Offener als andere Aktivistinnen spricht Makayla Montoya-Frazier von der Notwendigkeit, Gesetze zu brechen. «Wir müssen kreative Wege finden, damit die Leute an Abtreibungen kommen», sagt sie. Wer sich im legalen Rahmen bewegen wolle, werde in dieser Angelegenheit nicht weit kommen. «Zur Not müssen wir in den Untergrund, von Social Media weg, unauffindbar werden», so die 22-Jährige am Telefon. Montoya-Frazier wohnt in San Antonio, südlich von Austin, und ist die Gründerin des Buckle Bunnies Fund, einer Gruppe, die mittlerweile in allen Grossstädten von Texas vertreten ist. Ihr Ziel ist nebst der konkreten Unterstützung von Frauen auch die Enttabuisierung von Abtreibungen. «Ich sehe Abtreibungen als ein öffentliches, soziales Gut», sagt Montoya-Frazier, die selbst drei Schwangerschaftsabbrüche erlebt hat und sich das Wort «abortion» mit einem Herz auf den linken Arm tätowieren liess. Zu ihrer Arbeit zählten auch Aufklärung und politische Bildung. Viele Menschen wüssten nicht, wie sicher medikamentöse Selbstabtreibungen mittlerweile seien. Montoya-Frazier beobachtet eine zunehmende Radikalisierung, vor allem in ihrer Generation. In den ersten drei Tagen nach dem Urteil hätten sich rund 300 neue Freiwillige beim Buckle Bunnies Fund gemeldet.

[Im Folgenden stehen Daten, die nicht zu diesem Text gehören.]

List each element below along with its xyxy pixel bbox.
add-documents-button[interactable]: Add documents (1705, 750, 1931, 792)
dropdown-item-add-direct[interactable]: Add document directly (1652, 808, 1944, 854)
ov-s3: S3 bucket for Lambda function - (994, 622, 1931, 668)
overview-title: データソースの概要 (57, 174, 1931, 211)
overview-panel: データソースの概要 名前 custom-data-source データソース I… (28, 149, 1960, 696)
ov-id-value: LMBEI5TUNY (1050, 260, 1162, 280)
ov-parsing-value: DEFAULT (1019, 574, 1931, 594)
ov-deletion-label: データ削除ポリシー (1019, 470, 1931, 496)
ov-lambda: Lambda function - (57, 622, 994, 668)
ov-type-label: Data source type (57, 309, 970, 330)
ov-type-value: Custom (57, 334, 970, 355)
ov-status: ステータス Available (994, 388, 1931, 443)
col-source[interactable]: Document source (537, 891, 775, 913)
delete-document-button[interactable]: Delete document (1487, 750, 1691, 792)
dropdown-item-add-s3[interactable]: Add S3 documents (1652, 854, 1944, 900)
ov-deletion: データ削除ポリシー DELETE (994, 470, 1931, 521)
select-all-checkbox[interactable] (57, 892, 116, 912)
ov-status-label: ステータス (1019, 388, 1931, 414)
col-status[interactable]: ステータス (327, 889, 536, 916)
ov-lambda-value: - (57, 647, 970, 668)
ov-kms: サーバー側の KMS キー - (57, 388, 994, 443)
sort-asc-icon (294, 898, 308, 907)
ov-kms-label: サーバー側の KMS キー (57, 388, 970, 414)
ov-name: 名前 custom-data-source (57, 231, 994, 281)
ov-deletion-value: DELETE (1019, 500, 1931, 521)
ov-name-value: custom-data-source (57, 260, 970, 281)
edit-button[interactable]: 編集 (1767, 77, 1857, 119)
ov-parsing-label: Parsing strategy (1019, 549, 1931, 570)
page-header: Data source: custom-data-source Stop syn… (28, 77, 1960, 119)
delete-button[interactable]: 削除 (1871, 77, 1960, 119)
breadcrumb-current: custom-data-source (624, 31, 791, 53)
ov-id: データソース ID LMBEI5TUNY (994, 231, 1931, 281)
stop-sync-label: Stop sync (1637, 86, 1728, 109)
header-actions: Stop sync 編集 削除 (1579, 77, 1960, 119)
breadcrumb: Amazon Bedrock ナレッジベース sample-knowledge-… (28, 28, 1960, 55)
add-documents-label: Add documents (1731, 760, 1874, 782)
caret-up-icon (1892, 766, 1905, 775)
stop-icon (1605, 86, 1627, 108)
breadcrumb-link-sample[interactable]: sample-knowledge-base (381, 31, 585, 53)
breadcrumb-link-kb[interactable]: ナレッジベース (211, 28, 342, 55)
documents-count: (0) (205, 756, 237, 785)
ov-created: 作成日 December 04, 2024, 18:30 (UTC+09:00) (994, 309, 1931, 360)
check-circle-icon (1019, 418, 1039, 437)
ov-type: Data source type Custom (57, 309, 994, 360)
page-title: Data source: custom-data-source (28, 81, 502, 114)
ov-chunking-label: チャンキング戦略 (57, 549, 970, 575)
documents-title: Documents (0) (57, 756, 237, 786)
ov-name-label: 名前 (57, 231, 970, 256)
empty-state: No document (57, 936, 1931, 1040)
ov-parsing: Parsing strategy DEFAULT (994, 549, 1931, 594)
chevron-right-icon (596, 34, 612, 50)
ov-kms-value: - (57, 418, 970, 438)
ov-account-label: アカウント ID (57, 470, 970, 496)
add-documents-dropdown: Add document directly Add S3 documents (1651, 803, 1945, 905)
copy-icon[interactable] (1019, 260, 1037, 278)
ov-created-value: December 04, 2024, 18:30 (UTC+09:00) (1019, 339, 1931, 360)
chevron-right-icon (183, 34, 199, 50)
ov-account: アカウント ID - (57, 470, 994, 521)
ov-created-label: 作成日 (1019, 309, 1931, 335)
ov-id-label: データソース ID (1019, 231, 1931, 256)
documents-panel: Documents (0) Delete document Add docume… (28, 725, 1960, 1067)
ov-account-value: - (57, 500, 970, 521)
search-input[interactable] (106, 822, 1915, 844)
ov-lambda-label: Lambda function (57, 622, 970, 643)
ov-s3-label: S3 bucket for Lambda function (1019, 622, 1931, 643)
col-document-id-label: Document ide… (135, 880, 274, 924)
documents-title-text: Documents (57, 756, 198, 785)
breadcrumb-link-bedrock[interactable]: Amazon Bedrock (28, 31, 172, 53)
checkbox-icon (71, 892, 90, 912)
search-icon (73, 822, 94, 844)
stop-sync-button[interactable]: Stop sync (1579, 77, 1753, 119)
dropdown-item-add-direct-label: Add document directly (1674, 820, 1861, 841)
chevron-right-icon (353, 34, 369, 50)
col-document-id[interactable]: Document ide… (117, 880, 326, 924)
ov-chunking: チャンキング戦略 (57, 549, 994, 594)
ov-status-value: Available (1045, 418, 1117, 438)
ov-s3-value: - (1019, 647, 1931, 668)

«Immer mehr Leute sind bereit, Straftaten zu begehen», sagt auch Gonzalez vom Frontera Fund in Austin, die genau aus dieser Entwicklung Hoffnung schöpft. «Ich habe in den zehn, fünfzehn Jahren, die ich das jetzt mache, noch nie so viel Aufmerksamkeit für Abtreibungsrechte erlebt.» Beide Frauen betonen, dass es in Zukunft noch mehr auf das solidarische Netzwerk zwischen den Bundesstaaten ankommen werde. Für abtreibungswillige Menschen müssen Wege geschaffen werden, aus Texas rauszukommen. Über bestimmte Aspekte ihrer Arbeit wird sie in Zukunft wohl öffentlich nicht mehr sprechen können. «Pressemitteilungen wird es dazu nicht geben», sagt Gonzalez.